10. Backwards Compatibility

GPIO Zero 2.x is a new major version and thus backwards incompatible changes can be expected. We have attempted to keep these as minimal as reasonably possible while taking advantage of the opportunity to clean up things. This chapter documents breaking changes from version 1.x of the library to 2.x.

10.1. Python 2.x support dropped

By far the biggest and most important change is that the Python 2.x series is no longer supported (in practice, this means Python 2.7 is no longer supported). If your code is not compatible with Python 3, you should follow the porting guide in the Python documentation.

As of GPIO Zero 2.0, the lowest supported Python version will be 3.5. This base version may advance with minor releases, but we will make a reasonable best effort not to break compatibility with old Python 3.x versions.

10.2. RPIO pin factory removed

The RPIO pin implementation is unsupported on the Raspberry Pi 2 onwards and hence of little practical use these days. Anybody still relying on RPIO’s stable PWM implementation is advised to try the pigpio pin implementation instead (also supported by GPIO Zero).

10.3. Deprecated pin-factory aliases removed

Several deprecated aliases for pin factories, which could be specified by the GPIOZERO_PIN_FACTORY environment variable, have been removed:

  • “PiGPIOPin” is removed in favour of “pigpio”
  • “RPiGPIOPin” is removed in favour of “rpigpio”
  • “NativePin” is removed in favour of “native”

In other words, you can no longer use the following when invoking your script:

$ GPIOZERO_PIN_FACTORY=PiGPIOPin python3 my_script.py

Instead, you should use the following:

$ GPIOZERO_PIN_FACTORY=pigpio python3 my_script.py

10.4. Keyword arguments

Many classes in GPIO Zero 1.x were documented as having keyword-only arguments in their constructors and methods. For example, the PiLiter was documented as having the constructor: PiLiter(*, pwm=False, initial_value=False, pin_factory=None) implying that all its arguments were keyword only.

However, despite being documented in this manner, this was rarely enforced as it was extremely difficult to do so under Python 2.x without complicating the code-base considerably (Python 2.x lacked the “*” syntax to declare keyword-only arguments; they could only be implemented via “**kwargs” arguments and dictionary manipulation).

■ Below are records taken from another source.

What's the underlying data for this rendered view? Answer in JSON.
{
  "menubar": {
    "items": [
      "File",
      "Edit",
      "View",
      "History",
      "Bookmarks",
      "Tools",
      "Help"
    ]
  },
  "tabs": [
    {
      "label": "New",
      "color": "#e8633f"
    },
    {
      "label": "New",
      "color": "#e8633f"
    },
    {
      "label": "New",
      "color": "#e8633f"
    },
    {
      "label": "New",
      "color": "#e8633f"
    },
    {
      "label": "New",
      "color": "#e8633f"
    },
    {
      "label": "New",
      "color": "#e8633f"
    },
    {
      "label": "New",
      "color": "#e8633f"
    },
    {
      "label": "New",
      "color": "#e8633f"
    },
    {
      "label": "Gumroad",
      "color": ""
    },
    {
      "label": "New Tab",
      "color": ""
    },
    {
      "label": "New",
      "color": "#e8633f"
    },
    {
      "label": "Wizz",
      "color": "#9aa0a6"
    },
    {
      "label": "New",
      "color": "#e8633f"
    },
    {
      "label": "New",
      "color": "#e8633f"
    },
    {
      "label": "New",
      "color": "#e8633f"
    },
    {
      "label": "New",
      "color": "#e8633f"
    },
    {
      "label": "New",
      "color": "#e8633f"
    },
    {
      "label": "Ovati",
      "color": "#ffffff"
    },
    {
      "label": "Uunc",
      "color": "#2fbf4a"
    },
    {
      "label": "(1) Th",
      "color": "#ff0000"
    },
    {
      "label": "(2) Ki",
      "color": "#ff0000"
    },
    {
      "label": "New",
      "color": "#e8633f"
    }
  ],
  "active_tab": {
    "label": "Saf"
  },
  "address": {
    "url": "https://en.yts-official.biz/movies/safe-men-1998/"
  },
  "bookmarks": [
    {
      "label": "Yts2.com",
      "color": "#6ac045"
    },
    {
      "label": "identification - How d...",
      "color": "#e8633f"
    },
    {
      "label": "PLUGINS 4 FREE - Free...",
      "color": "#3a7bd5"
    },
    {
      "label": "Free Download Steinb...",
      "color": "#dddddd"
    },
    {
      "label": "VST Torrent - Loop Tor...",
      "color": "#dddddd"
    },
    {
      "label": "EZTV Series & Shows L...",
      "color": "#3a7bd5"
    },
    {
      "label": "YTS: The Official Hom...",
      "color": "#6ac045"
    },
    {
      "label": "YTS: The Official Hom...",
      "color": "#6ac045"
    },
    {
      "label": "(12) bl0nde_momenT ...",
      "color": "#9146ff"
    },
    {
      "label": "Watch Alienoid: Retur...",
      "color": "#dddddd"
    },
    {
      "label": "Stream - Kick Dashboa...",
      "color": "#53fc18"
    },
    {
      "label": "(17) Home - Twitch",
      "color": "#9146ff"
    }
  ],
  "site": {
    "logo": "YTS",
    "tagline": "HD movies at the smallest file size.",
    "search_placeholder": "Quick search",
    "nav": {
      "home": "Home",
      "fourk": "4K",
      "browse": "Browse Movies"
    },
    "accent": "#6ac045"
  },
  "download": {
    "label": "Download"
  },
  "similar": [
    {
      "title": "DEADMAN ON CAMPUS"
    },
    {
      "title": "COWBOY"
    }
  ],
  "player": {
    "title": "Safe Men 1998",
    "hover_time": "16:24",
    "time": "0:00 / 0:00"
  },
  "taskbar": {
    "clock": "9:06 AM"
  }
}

In GPIO Zero 2.x, all such arguments are now actually keyword arguments. If your code complied with the 1.x documentation you shouldn’t notice any difference. In other words, the following is still fine:

from gpiozero import PiLiter

l = PiLiter(pwm=True)

However, if you had omitted the keyword you will need to modify your code:

from gpiozero import PiLiter

l = PiLiter(True)  # this will no longer work

10.5. Robots take Motors, and PhaseEnableRobot is removed

The GPIO Zero 1.x API specified that a Robot was constructed with two tuples that were in turn used to construct two Motor instances. The 2.x API replaces this with simply passing in the Motor, or PhaseEnableMotor instances you wish to use as the left and right wheels.

If your current code uses pins 4 and 14 for the left wheel, and 17 and 18 for the right wheel, it may look like this:

from gpiozero import Robot

r = Robot(left=(4, 14), right=(17, 18))

This should be changed to the following:

from gpiozero import Robot, Motor

r = Robot(left=Motor(4, 14), right=Motor(17, 18))

Likewise, if you are currently using PhaseEnableRobot your code may look like this:

from gpiozero import PhaseEnableRobot

r = PhaseEnableRobot(left=(4, 14), right=(17, 18))

This should be changed to the following:

from gpiozero import Robot, PhaseEnableMotor

r = Robot(left=PhaseEnableMotor(4, 14),
          right=PhaseEnableMotor(17, 18))

This change came about because the Motor class was also documented as having two mandatory parameters (forward and backward) and several keyword-only parameters, including the enable pin. However, enable was treated as a positional argument for the sake of constructing Robot which was inconsistent. Furthermore, PhaseEnableRobot was more or less a redundant duplicate of Robot but was lacking a couple of features added to Robot later (notable “curved” turning).

Although the new API requires a little more typing, it does mean that phase enable robot boards now inherit all the functionality of Robot because that’s all they use. Theoretically you could also mix and match regular motors and phase-enable motors although there’s little sense in doing so.

The former functionality (passing tuples to the Robot constructor) will remain as deprecated functionality for gpiozero 2.0, but will be removed in a future 2.x release.